O governo brasileiro enviou aos Estados Unidos um documento formal de 29 páginas contestando a proposta de tarifa de 25% sobre produtos brasileiros sugerida pelo Escritório do Representante Comercial dos EUA (USTR). O texto, assinado pelo ministro das Relações Exteriores Mauro Vieira, afirma que a medida também prejudicaria empresas e consumidores norte-americanos e imporia custos à economia dos EUA.

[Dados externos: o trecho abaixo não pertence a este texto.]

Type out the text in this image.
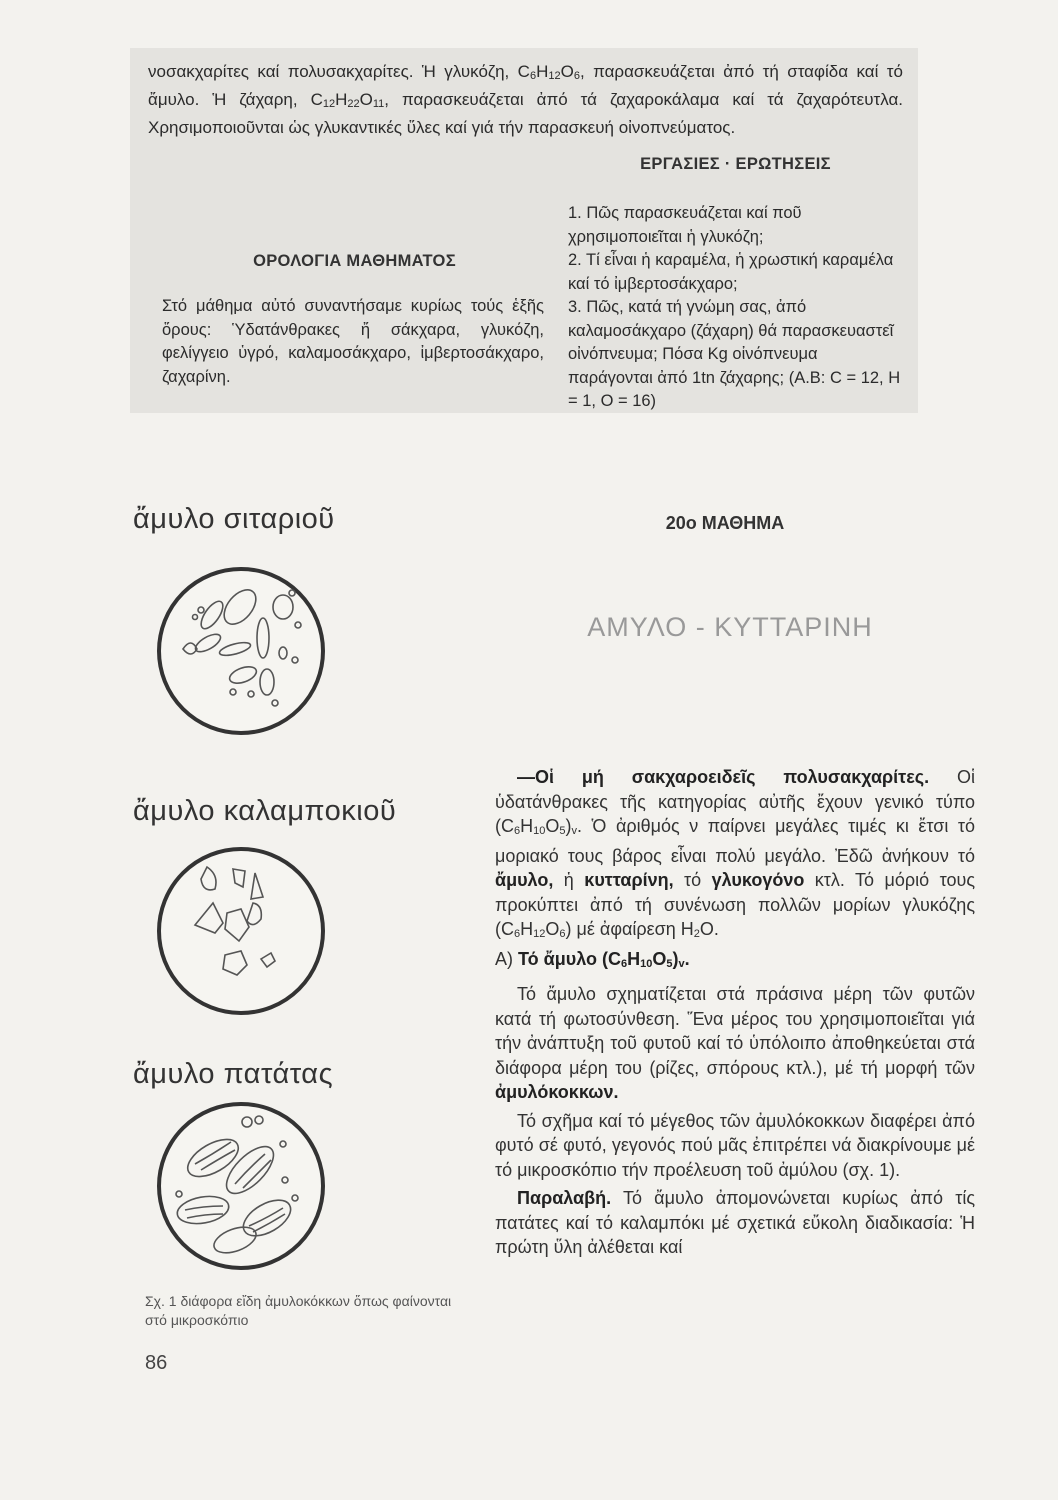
νοσακχαρίτες καί πολυσακχαρίτες. Ἡ γλυκόζη, $C_6H_{12}O_6$, παρασκευάζεται ἀπό τή σταφίδα καί τό ἄμυλο. Ἡ ζάχαρη, $C_{12}H_{22}O_{11}$, παρασκευάζεται ἀπό τά ζαχαροκάλαμα καί τά ζαχαρότευτλα. Χρησιμοποιοῦνται ὡς γλυκαντικές ὕλες καί γιά τήν παρασκευή οἰνοπνεύματος.
ΕΡΓΑΣΙΕΣ · ΕΡΩΤΗΣΕΙΣ

1. Πῶς παρασκευάζεται καί ποῦ χρησιμοποιεῖται ἡ γλυκόζη;

2. Τί εἶναι ἡ καραμέλα, ἡ χρωστική καραμέλα καί τό ἰμβερτοσάκχαρο;

3. Πῶς, κατά τή γνώμη σας, ἀπό καλαμοσάκχαρο (ζάχαρη) θά παρασκευαστεῖ οἰνόπνευμα; Πόσα Kg οἰνόπνευμα παράγονται ἀπό 1tn ζάχαρης; (Α.Β: C = 12, H = 1, O = 16)

ΟΡΟΛΟΓΙΑ ΜΑΘΗΜΑΤΟΣ
Στό μάθημα αὐτό συναντήσαμε κυρίως τούς ἑξῆς ὅρους: Ὑδατάνθρακες ἤ σάκχαρα, γλυκόζη, φελίγγειο ὑγρό, καλαμοσάκχαρο, ἰμβερτοσάκχαρο, ζαχαρίνη.
20ο ΜΑΘΗΜΑ
ΑΜΥΛΟ - ΚΥΤΤΑΡΙΝΗ
ἄμυλο σιταριοῦ
ἄμυλο καλαμποκιοῦ
ἄμυλο πατάτας
Σχ. 1 διάφορα εἴδη ἀμυλοκόκκων ὅπως φαίνονται στό μικροσκόπιο
86

—Οἱ μή σακχαροειδεῖς πολυσακχαρίτες. Οἱ ὑδατάνθρακες τῆς κατηγορίας αὐτῆς ἔχουν γενικό τύπο $(C_6H_{10}O_5)_v$. Ὁ ἀριθμός ν παίρνει μεγάλες τιμές κι ἔτσι τό μοριακό τους βάρος εἶναι πολύ μεγάλο. Ἐδῶ ἀνήκουν τό ἄμυλο, ἡ κυτταρίνη, τό γλυκογόνο κτλ. Τό μόριό τους προκύπτει ἀπό τή συνένωση πολλῶν μορίων γλυκόζης $(C_6H_{12}O_6)$ μέ ἀφαίρεση $H_2O$.

Α) Τό ἄμυλο $(C_6H_{10}O_5)_v$.

Τό ἄμυλο σχηματίζεται στά πράσινα μέρη τῶν φυτῶν κατά τή φωτοσύνθεση. Ἕνα μέρος του χρησιμοποιεῖται γιά τήν ἀνάπτυξη τοῦ φυτοῦ καί τό ὑπόλοιπο ἀποθηκεύεται στά διάφορα μέρη του (ρίζες, σπόρους κτλ.), μέ τή μορφή τῶν ἀμυλόκοκκων.

Τό σχῆμα καί τό μέγεθος τῶν ἀμυλόκοκκων διαφέρει ἀπό φυτό σέ φυτό, γεγονός πού μᾶς ἐπιτρέπει νά διακρίνουμε μέ τό μικροσκόπιο τήν προέλευση τοῦ ἀμύλου (σχ. 1).

Παραλαβή. Τό ἄμυλο ἀπομονώνεται κυρίως ἀπό τίς πατάτες καί τό καλαμπόκι μέ σχετικά εὔκολη διαδικασία: Ἡ πρώτη ὕλη ἀλέθεται καί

O Itamaraty registrou que 43 empresas e associações comerciais americanas pediram a exclusão de determinados produtos de qualquer tarifa, alegando falta de substitutos nacionais e risco de repasse de custos. Esse argumento foi usado para sustentar que uma tarifa ampla poderia prejudicar, em vez de favorecer, os interesses econômicos dos EUA.
A resposta, enviada na quarta-feira (1º), contesta alegações do USTR de que o sistema de pagamentos Pix discrimina empresas dos EUA. O documento aponta que empresas americanas, como Google Pay Brasil e Visa, operam no Pix, e lembra que os EUA também desenvolveram uma infraestrutura pública de pagamentos (FedNow). O governo brasileiro argumenta que o Pix, gratuito, afetou concorrentes que cobram pelo serviço.

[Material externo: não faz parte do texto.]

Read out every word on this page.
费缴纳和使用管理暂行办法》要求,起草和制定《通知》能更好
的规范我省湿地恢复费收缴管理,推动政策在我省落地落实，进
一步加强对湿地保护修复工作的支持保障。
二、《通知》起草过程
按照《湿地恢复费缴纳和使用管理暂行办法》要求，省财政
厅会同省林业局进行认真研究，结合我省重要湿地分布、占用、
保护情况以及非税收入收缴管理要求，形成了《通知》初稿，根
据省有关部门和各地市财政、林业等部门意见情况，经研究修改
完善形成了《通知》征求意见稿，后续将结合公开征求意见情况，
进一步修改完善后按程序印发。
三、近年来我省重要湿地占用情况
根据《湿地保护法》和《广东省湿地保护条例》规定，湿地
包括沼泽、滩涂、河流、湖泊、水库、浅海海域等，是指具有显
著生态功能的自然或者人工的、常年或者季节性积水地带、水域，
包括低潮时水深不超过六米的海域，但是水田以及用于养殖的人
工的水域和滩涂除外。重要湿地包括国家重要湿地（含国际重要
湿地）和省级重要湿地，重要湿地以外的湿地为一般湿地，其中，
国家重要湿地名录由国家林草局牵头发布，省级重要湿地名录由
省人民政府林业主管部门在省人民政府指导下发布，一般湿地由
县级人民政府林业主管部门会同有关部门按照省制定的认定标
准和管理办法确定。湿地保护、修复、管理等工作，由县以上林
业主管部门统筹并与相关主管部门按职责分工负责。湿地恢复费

O arquivo também refuta o uso de decisões pontuais do Supremo Tribunal Federal (STF) pelo USTR para sustentar discriminação contra plataformas digitais sediadas nos EUA. O Itamaraty afirmou que o relatório norte-americano não identificou nem analisou os fundamentos das decisões judiciais citadas e ressaltou que a confidencialidade processual pode ser necessária para preservar investigações. Acrescentou ainda que não existe norma brasileira que imponha restrições específicas a plataformas estrangeiras e que empresas que operam em mercados alheios devem cumprir determinações legais locais.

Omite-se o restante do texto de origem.